File import parameters

str or file-like parameters specify where to read the input data from. They can be:

  • a file name.

  • a file object, representing a file opened in binary mode.

  • an object that acts like an instance of io.BufferedIOBase. Reading from it returns bytes.

format is a string specifying an input format. The following input formats are supported:

  • “msgpack” - the data is MessagePack serialized

  • “json” - the data is JSON serialized.

  • “csv” - the data is CSV, and will be read using the Python CSV module.

  • “tsv” - the data is TSV (tab separated data), and will be read using the Python CSV module with dialect=csv.excel_tab explicitly set.

If .gz is appended to the format name (for instance, "json.gz") then the data is assumed to be gzip compressed, and will be uncompressed as it is read.

Both MessagePack and JSON data are composed of an array of records, where each record is a dictionary (hash or mapping) of column name to column value.

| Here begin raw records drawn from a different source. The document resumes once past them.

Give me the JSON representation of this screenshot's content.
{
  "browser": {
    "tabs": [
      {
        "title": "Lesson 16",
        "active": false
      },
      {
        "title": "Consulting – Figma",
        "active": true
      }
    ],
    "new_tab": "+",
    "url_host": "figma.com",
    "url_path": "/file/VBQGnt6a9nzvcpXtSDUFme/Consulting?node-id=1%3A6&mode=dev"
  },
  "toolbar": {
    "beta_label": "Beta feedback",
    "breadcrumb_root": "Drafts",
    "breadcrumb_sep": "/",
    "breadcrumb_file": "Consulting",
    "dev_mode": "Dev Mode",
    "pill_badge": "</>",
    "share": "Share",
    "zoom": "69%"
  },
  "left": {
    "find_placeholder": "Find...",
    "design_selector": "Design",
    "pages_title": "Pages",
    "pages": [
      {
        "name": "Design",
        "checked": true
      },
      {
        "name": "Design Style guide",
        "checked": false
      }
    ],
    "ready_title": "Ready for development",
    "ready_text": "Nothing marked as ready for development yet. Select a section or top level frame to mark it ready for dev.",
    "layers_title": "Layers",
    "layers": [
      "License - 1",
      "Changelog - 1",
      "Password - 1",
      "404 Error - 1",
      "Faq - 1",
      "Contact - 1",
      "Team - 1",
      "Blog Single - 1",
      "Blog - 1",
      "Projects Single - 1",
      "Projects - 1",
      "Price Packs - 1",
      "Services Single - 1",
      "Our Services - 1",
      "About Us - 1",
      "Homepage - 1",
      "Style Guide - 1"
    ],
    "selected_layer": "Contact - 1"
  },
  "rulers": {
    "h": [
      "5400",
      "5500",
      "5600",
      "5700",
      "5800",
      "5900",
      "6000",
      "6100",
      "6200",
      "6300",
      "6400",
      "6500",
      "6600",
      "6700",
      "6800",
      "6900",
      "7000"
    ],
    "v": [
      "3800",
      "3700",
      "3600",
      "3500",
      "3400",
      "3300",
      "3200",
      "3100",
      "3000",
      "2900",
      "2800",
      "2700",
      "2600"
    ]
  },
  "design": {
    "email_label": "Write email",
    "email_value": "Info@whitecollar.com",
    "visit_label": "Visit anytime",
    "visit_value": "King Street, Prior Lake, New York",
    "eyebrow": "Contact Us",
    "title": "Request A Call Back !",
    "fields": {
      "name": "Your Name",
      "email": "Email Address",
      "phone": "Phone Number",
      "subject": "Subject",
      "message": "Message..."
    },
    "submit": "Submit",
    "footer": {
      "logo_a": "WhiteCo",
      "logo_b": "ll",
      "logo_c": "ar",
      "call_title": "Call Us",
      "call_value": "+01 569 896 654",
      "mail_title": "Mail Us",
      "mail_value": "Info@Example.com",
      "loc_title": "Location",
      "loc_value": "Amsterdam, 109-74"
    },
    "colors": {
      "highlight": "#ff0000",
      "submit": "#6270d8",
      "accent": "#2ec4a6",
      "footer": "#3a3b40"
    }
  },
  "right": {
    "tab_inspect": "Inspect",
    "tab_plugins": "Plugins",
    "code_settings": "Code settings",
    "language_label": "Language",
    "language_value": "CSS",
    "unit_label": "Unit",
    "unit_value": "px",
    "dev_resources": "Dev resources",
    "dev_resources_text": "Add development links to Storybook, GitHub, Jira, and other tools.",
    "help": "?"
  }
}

In all import formats, every record must have a column named “time”.

JSON data

JSON data is read using the utf-8 encoding.

CSV data

When reading CSV data, the following parameters may also be supplied, all of which are optional:

  • dialect specifies the CSV dialect. The default is csv.excel.

  • encoding specifies the encoding that will be used to turn the binary input data into string data. The default encoding is "utf-8"

  • columns is a list of strings, giving names for the CSV columns. The default is None, meaning that the column names will be taken from the first record in the CSV data.

  • dtypes is a dictionary used to specify a datatype for individual columns, for instance {"col1": "int"}. The available datatypes are "bool", "float", "int", "str" and "guess", where "guess" means to use the function guess_csv_value.

  • converters is a dictionary used to specify a function that will be used to parse individual columns, for instace {"col1", int}. The function must take a string as its single input parameter, and return a value of the required type.

If a column is named in both dtypes and converters, then the function given in converters will be used to parse that column.

If a column is not named in either dtypes or converters, then it will be assumed to have datatype "guess", and will be parsed with guess_csv_value.

Note that errors raised when calling a function from the converters dictionary will not be caught. So if converters={"col1": int} and “col1” contains "not-an-int", the resulting ValueError will not be caught.

To summarise, the default for reading CSV files is:

dialect=csv.excel, encoding="utf-8", columns=None, dtypes=None, converters=None

TSV data

When reading TSV data, the parameters that may be used are the same as for CSV, except that:

  • dialect may not be specified, and csv.excel_tab will be used.

The default for reading TSV files is:

encoding="utf-8", columns=None, dtypes=None, converters=None